Алешеньку не меньше того жалею. Хоть и растет он в любви и ласке, да видит ее только от меня, от матери. Отец его голубит, бывало и на колени к себе сажает в редкие минуты благожелательного состояния, на ухо что-то шепчет, и сынок мой, малыш неразумный, весело смеется.
Сердце мое в те мгновения переполняются счастием и благодарностью к Василию Федоровичу и покойному батюшке, устроившему судьбу мою. Но Василий Федорович немного спустя скидывает сына с колен и вновь волком смотрит и на меня, и на него, словно ничего и не было. И все же любит он его безмерно, хоть на вид не ставит этого.
Второго дня водил он Алешеньку к себе на службу, показывал древности, привезенные с Крыма. Там, близ Тамани ведутся раскопки, длительностью около года и, по словам мужа, довольно пребогатые.

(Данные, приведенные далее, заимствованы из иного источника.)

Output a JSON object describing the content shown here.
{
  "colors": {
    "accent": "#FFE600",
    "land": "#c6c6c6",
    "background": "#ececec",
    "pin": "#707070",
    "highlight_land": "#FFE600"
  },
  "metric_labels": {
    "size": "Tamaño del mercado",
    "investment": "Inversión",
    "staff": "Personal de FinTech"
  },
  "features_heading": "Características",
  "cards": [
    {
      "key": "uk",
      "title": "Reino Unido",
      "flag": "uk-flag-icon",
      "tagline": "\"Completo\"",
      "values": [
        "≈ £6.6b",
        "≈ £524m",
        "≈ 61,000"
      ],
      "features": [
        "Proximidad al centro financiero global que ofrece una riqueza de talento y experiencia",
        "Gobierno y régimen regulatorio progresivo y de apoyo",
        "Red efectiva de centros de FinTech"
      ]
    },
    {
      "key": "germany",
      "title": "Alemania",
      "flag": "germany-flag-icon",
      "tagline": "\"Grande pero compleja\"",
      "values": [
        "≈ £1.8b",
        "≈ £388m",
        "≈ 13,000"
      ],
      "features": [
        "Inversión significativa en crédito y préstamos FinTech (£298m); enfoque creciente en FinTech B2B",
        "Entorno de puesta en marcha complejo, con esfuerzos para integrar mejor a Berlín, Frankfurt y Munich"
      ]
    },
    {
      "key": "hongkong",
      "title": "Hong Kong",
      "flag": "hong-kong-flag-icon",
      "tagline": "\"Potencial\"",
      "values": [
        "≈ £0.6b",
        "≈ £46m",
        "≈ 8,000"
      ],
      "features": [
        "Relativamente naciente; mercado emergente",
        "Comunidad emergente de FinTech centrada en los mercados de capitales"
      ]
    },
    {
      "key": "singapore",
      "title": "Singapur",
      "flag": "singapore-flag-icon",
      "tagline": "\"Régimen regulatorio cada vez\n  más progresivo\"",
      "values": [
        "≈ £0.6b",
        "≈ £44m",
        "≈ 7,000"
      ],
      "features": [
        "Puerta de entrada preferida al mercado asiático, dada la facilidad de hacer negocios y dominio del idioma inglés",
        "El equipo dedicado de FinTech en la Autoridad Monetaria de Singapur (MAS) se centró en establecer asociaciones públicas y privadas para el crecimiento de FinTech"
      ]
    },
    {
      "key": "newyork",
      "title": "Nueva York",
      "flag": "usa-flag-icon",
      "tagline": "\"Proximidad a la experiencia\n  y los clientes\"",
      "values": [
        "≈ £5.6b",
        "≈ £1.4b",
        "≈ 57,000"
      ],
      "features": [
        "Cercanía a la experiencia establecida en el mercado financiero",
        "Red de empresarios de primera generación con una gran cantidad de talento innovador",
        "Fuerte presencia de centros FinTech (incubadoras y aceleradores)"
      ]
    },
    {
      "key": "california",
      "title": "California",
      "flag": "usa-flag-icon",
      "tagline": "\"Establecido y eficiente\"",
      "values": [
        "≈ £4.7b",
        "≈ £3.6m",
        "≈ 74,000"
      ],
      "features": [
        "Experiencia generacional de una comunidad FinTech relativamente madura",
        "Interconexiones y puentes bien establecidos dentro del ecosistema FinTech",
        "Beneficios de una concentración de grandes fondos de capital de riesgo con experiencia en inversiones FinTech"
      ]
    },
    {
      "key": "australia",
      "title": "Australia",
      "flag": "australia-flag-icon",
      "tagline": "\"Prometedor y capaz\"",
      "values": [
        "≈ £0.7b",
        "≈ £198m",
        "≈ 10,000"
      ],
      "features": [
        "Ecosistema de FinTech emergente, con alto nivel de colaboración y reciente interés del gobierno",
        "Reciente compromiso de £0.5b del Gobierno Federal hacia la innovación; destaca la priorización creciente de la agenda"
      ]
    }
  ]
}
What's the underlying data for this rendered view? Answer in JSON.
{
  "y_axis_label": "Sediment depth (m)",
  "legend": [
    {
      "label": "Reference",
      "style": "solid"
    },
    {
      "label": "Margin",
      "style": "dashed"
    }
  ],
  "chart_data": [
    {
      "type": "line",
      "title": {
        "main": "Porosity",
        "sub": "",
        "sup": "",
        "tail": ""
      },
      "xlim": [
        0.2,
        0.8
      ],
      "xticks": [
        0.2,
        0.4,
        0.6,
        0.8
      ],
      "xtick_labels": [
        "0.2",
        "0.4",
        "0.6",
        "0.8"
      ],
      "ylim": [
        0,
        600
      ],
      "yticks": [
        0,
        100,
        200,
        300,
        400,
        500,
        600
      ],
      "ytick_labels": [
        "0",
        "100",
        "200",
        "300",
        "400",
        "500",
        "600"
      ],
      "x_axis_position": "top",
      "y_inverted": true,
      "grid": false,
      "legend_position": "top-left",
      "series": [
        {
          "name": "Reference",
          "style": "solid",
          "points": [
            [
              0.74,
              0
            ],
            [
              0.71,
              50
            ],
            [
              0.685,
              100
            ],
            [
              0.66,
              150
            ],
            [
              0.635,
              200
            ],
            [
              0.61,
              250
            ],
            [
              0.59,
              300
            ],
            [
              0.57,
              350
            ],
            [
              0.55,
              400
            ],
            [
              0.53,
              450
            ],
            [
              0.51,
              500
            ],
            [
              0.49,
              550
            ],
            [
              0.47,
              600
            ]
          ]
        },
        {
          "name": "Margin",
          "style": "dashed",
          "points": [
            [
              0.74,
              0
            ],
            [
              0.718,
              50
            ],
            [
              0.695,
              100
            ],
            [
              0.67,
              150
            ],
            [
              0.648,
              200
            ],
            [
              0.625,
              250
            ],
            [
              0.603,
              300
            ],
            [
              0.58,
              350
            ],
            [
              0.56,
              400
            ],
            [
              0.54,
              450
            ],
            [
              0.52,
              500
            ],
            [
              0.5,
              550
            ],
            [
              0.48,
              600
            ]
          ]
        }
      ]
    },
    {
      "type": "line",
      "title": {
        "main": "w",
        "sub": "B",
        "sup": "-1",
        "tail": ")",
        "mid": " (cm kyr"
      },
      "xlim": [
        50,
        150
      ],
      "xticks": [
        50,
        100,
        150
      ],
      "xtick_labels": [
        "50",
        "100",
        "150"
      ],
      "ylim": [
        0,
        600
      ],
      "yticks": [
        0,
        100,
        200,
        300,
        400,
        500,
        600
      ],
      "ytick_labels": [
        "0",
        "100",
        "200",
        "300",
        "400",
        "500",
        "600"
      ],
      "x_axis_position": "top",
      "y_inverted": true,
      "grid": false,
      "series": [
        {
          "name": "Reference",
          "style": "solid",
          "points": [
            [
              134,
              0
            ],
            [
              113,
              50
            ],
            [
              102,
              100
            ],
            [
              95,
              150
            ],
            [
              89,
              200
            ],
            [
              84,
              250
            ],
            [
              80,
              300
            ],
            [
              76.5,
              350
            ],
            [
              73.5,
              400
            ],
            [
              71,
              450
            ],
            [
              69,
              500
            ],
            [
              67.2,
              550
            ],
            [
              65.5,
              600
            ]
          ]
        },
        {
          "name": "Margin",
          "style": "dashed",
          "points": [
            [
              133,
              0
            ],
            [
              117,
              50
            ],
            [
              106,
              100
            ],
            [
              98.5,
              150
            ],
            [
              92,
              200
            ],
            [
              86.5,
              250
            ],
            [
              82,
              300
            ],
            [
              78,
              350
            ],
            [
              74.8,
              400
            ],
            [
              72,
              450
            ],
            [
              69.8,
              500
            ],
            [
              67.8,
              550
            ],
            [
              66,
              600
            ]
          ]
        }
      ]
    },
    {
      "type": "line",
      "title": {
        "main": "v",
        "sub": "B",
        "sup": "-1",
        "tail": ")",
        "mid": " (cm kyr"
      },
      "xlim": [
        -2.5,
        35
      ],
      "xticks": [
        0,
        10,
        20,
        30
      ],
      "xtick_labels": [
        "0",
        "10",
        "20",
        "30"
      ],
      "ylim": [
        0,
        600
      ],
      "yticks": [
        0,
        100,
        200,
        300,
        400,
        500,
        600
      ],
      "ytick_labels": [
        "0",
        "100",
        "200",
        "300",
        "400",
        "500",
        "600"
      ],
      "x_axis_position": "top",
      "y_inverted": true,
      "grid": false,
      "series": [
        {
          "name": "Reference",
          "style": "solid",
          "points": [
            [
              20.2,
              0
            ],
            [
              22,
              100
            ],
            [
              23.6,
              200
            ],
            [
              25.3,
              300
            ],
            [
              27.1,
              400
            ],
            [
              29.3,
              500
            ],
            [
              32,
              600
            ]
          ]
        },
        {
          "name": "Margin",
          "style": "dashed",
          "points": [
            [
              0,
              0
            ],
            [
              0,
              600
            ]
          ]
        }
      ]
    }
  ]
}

Малыш мой был несказанно рад и за ужином несколько раз поминал братца, что, мол, и ему тоже интересно на то было бы посмотреть. При словах тех Василий Федорович помрачнел и, отказавшись от ужина, поднялся к себе в кабинет.
Ночью он, по своему обыкновению, не пришел в спальную. Может статься, над трудом работал. Пресильно хотелось бы в это верить. Вновь и вновь я не допускаю до себя мысль, что опостылело Василию Федоровичу супружеское ложе и сама я, жена его венчанная.
И в который раз стоит в ушах голос батюшки моего: «Срамница, блудница. Не позволю род мой спозорить перед кругом своим».
Как узнал он про грех мой, про то, что дитя я греховное под сердцем ношу, убить вначале хотел, даже руку для удара над головой занес.
Но пообдумал все и замуж решил меня выдать.
В своей среде, комильфотной и бонтонной*, мужа мне сыскивать не стал. Великосветское общество крайне на язык и на дела чужие презлое и злопамятное.
Выискал он хоть и дворянский, но захудалый и обнищалый род Мещерских, последнего представителя его, Василия Федоровича, человека до крайности славолюбивого и скалдырного**.
На том батюшка мой и сыграл. За то приданное, которое батюшка дал за душу мою, и губернаторской дочке не стыдно стало бы.
Мещерский с большой преохотой женой меня нарек. Я же, как увидела его по-первости, испугалась: лицо рябое, нос картошкой, губастый рот, словно бублик с дыркой посередке, в которую выглядывают крупные, как у лошади, зубы. Ему только за быком по пашне ходить, а не в салунах штаны просиживать.
Батюшка успокаивал: не воду, чай, с лица пить. Притерпится, прилюбится, радоваться надобно, что хоть такого муженька сыскали.
И взаправду, притерпелась я. И пусть ни любви, ни ласки отродясь от него не видывала, все ж некоторым расположением к мужу прониклась, как того батюшка желал и учил.
В ответ на мое послушание и покорность, муж обязанности свои спальные регулярно исполнял, и не без удовольствия для себя. Как с делом своим покончит, рычит и стонет в подушку, а после, меня блудней и мирской табакеркой обзовет, или того пуще, неудобь и описать - как.